欢迎来到yzayr的博客

你不一定逆风翻盘,但一定要向阳而生。
扩大
缩小

数据采集与融合技术第五次实验

作业①

一、实验内容

  • 要求:

    • 熟练掌握 Selenium 查找HTML元素、爬取Ajax网页数据、等待HTML元素等内容。
    • 使用Selenium框架爬取京东商城某类商品信息及图片。
  • 候选网站:http://www.jd.com/

  • 关键词:自由选择

  • 输出信息:MYSQL的输出信息如下

    mNo mMark mPrice mNote mFile
    000001 三星Galaxy 9199.00 三星Galaxy Note20 Ultra 5G... 000001.jpg
    000002......

二、代码实现

1、导入所需的包

from selenium import webdriver
from selenium.webdriver.chrome.options import Options
import urllib.request
import threading
import pymysql
import os
import datetime
from selenium.webdriver.common.keys import Keys
import time

2、创建MySpider类

class MySpider:
    headers = {
        "User-Agent": "Mozilla/5.0 (Windows NT 10.0; Win64; x64) AppleWebKit/537.36 (KHTML, like Gecko) Chrome/96.0.4664.45 Safari/537.36"
    }  # 设置请求头

    imagePath = "download"  # 图片下载路径
    page = 1  # 爬取页数

    def startUp(self, url, key):
        # # Initializing Chrome browser
        chrome_options = Options()
        chrome_options.add_argument('--headless')
        chrome_options.add_argument('--disable-gpu')
        self.driver = webdriver.Chrome(chrome_options=chrome_options)
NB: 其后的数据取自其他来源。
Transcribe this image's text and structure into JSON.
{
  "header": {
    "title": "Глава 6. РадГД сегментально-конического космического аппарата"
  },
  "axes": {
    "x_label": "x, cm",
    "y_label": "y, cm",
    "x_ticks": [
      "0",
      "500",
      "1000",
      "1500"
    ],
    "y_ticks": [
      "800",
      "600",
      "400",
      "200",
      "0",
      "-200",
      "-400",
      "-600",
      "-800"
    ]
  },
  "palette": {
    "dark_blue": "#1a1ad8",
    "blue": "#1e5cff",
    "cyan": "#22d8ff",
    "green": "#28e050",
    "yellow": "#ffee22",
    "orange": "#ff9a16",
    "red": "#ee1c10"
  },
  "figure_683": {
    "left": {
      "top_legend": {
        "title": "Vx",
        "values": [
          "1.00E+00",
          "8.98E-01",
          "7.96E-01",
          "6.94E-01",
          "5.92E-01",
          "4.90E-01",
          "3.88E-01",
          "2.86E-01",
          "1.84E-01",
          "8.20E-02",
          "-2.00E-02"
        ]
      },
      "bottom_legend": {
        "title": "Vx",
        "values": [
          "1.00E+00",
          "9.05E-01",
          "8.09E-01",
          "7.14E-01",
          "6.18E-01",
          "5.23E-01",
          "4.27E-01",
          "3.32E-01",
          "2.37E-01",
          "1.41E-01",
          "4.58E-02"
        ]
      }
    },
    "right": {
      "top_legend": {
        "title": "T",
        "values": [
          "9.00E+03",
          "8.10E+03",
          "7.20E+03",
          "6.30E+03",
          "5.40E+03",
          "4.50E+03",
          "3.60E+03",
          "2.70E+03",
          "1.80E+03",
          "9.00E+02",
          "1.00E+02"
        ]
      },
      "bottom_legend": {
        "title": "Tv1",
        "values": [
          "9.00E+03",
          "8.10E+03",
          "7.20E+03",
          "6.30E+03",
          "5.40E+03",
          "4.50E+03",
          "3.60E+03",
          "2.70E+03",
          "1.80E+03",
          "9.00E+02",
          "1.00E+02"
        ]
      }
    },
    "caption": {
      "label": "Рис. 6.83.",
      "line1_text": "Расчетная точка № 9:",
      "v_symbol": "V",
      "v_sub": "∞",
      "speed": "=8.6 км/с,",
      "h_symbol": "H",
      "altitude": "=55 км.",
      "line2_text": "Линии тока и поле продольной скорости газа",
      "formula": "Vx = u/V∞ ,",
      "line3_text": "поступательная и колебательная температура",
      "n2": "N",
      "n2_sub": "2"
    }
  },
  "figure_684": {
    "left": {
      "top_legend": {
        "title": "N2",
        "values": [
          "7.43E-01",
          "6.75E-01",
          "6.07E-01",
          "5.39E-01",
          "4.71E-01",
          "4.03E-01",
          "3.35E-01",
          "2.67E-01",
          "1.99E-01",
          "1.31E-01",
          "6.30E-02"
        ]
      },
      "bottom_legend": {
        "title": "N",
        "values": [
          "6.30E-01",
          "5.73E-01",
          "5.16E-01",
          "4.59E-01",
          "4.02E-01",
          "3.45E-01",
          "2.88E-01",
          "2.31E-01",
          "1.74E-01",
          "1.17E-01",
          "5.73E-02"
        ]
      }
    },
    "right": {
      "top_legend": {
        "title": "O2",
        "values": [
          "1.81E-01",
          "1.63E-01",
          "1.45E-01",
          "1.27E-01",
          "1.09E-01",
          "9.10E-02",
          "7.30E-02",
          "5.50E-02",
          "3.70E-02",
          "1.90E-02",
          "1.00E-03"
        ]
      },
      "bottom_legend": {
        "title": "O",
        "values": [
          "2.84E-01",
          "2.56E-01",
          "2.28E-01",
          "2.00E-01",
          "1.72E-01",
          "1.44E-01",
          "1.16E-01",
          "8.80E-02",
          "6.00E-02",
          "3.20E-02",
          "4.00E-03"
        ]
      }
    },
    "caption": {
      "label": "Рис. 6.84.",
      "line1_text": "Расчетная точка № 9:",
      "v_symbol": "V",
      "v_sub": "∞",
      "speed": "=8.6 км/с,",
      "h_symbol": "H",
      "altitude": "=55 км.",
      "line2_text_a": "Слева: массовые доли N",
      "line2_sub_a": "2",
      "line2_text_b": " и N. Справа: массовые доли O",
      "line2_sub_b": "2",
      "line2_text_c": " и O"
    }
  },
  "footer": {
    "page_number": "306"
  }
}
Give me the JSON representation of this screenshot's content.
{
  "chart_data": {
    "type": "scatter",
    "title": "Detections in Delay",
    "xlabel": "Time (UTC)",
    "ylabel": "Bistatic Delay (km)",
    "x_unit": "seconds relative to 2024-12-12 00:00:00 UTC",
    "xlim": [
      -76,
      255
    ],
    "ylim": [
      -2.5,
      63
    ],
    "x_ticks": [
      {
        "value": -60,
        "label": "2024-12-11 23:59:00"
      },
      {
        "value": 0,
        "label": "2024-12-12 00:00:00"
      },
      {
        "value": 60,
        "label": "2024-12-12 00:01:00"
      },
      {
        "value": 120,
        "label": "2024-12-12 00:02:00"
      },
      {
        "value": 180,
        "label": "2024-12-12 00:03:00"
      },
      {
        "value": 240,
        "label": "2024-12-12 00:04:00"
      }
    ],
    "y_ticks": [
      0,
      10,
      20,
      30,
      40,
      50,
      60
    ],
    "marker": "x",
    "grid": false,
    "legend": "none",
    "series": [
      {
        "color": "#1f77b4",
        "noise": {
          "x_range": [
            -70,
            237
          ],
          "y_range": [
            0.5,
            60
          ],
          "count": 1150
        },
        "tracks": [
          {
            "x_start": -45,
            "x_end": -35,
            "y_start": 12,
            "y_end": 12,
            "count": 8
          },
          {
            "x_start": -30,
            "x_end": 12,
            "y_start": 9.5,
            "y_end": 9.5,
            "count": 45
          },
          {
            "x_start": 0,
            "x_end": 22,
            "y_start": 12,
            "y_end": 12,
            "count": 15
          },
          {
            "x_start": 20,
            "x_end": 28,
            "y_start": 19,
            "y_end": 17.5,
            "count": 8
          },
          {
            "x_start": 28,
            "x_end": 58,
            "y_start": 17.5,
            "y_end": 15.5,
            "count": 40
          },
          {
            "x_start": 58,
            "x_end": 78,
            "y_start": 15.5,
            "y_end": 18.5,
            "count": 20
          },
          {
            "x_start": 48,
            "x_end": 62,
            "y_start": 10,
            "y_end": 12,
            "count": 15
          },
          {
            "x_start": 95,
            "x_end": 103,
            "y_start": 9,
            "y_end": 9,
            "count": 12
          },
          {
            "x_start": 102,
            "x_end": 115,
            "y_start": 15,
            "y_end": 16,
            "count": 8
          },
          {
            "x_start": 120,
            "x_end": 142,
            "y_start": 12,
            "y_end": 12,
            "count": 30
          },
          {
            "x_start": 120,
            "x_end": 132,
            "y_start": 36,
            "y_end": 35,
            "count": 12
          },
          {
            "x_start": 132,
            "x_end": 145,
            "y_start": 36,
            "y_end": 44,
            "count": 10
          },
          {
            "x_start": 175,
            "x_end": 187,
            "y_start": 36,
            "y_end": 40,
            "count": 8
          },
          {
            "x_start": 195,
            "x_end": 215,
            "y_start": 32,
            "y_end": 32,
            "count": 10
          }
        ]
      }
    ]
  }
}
        # Initializing variables
        self.threads = []
        self.No = 0

        # Initializing database
        try:
            self.con = pymysql.connect(host="127.0.0.1", port=3306, user="root", passwd="cyz20010726", db="datamining", charset="utf8")
            self.cursor = self.con.cursor(pymysql.cursors.DictCursor)
            try:
                # 如果有表就删除
                self.cursor.execute("delete from phones")
            except:
                pass

        except Exception as err:
            print(err)
        # Initializing images folder
        try:
            if not os.path.exists(MySpider.imagePath):
                os.mkdir(MySpider.imagePath)
            images = os.listdir(MySpider.imagePath)
            for img in images:
                s = os.path.join(MySpider.imagePath, img)
                os.remove(s)
        except Exception as err:
            print(err)

        self.driver.get(url)
        keyInput = self.driver.find_element_by_id("key")
        keyInput.send_keys(key)
        keyInput.send_keys(Keys.ENTER)

    def closeUp(self):
        try:
            self.con.commit()
            self.con.close()
            self.driver.close()

        except Exception as err:
            print(err);

    def download(self, src1, src2, mFile):
        data = None
        if src1:
            try:
                req = urllib.request.Request(src1, headers=MySpider.headers)
                resp = urllib.request.urlopen(req, timeout=10)
                data = resp.read()
            except:
                pass
        if not data and src2:
            try:
                req = urllib.request.Request(src2, headers=MySpider.headers)
                resp = urllib.request.urlopen(req, timeout=10)
                data = resp.read()
            except:
                pass
        if data:
            print("download begin", mFile)
            fobj = open(MySpider.imagePath + "\\" + mFile, "wb")
            fobj.write(data)
            fobj.close()
            print("download finish", mFile)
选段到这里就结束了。